Carnegie-Mellon Univ. v. Cohill

484 U. S. 343

January 20, 1988

Carnegie-Mellon fires William Boyle, and he gets all sore and sues the University using both federal and state law. Because all the legal questions were related, a federal court would hear the case. Then, Boyle decided to drop the only federal claim. The question was whether the federal court had the power to remand the state claims to state court, or whether it could only dismiss the suit altogether.

With Marshall writing, the Court ruled 5-3 that a remand was possible. He stressed that without a remand, some of the state claims could be barred by the statute of limitations. He admitted that federal statutes did not appear to authorize a remand in these circumstances, but said that courts retained a power to do so anyway in the interest of comity and economy. Marshall pointed out that a federal court’s power to dismiss state claims was totally uncontested, and that dismissal really wasn’t all that different from a remand. A precedent from 1976 was distinguished on the grounds that federal jurisdiction of the state claims had not been required in the first place.

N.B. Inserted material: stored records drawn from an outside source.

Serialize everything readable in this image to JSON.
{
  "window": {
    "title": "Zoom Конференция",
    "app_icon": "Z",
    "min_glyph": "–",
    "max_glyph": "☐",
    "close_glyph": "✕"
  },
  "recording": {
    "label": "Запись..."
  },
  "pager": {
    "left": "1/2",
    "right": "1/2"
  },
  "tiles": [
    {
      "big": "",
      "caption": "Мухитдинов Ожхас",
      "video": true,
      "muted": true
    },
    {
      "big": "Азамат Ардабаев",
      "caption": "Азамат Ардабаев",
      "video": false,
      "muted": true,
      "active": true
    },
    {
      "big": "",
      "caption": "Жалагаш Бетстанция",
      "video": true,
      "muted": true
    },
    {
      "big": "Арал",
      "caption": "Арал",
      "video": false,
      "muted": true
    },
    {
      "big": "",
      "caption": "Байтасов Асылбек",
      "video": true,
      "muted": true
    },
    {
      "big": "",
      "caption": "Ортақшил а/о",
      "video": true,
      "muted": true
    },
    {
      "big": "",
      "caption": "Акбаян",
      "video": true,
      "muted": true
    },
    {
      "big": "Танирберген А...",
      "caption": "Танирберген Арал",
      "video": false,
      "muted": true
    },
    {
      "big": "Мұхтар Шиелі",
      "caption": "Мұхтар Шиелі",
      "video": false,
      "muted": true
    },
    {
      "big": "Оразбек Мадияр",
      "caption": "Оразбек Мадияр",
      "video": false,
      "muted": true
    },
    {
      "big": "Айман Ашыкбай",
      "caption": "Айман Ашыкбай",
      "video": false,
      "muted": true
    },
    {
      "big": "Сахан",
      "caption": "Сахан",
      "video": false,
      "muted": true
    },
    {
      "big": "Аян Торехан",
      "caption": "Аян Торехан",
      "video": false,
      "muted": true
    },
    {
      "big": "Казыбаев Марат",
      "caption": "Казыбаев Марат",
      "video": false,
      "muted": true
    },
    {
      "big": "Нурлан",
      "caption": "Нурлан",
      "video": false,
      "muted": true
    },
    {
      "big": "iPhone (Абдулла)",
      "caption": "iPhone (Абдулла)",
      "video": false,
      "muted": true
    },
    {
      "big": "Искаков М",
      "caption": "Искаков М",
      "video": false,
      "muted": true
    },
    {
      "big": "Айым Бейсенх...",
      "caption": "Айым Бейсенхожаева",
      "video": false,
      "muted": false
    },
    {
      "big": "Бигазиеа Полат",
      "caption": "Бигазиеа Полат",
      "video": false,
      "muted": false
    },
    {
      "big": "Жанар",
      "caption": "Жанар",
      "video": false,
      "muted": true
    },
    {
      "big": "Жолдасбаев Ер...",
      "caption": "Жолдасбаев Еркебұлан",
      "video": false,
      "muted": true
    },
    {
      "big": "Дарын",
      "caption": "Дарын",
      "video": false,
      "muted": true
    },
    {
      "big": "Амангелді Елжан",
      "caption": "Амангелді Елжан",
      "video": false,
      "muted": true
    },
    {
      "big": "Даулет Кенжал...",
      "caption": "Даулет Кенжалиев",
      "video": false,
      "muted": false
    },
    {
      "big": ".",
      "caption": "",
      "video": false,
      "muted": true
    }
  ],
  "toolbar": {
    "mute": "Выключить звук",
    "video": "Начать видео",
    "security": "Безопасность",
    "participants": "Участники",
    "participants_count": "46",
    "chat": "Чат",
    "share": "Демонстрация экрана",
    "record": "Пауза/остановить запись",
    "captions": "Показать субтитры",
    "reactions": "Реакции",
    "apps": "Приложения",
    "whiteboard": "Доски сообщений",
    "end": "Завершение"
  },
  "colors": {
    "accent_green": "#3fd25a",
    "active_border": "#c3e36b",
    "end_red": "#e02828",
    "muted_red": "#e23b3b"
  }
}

White, joined by Rehnquist and Scalia, dissented. If courts, he argued, really had the inherent power to remand in the interests of economy and comity, then the authorization of remanding in federal statutes was completely superfluous. Worse yet, the majority misrepresented the decade old precedent, which had in fact held that remands not specifically authorized by statute would not be allowed. I have a sinking feeling that White is right, and that this ruling was activism. But you know what? This decision is dang good public policy, and if it was activism, it was good activism.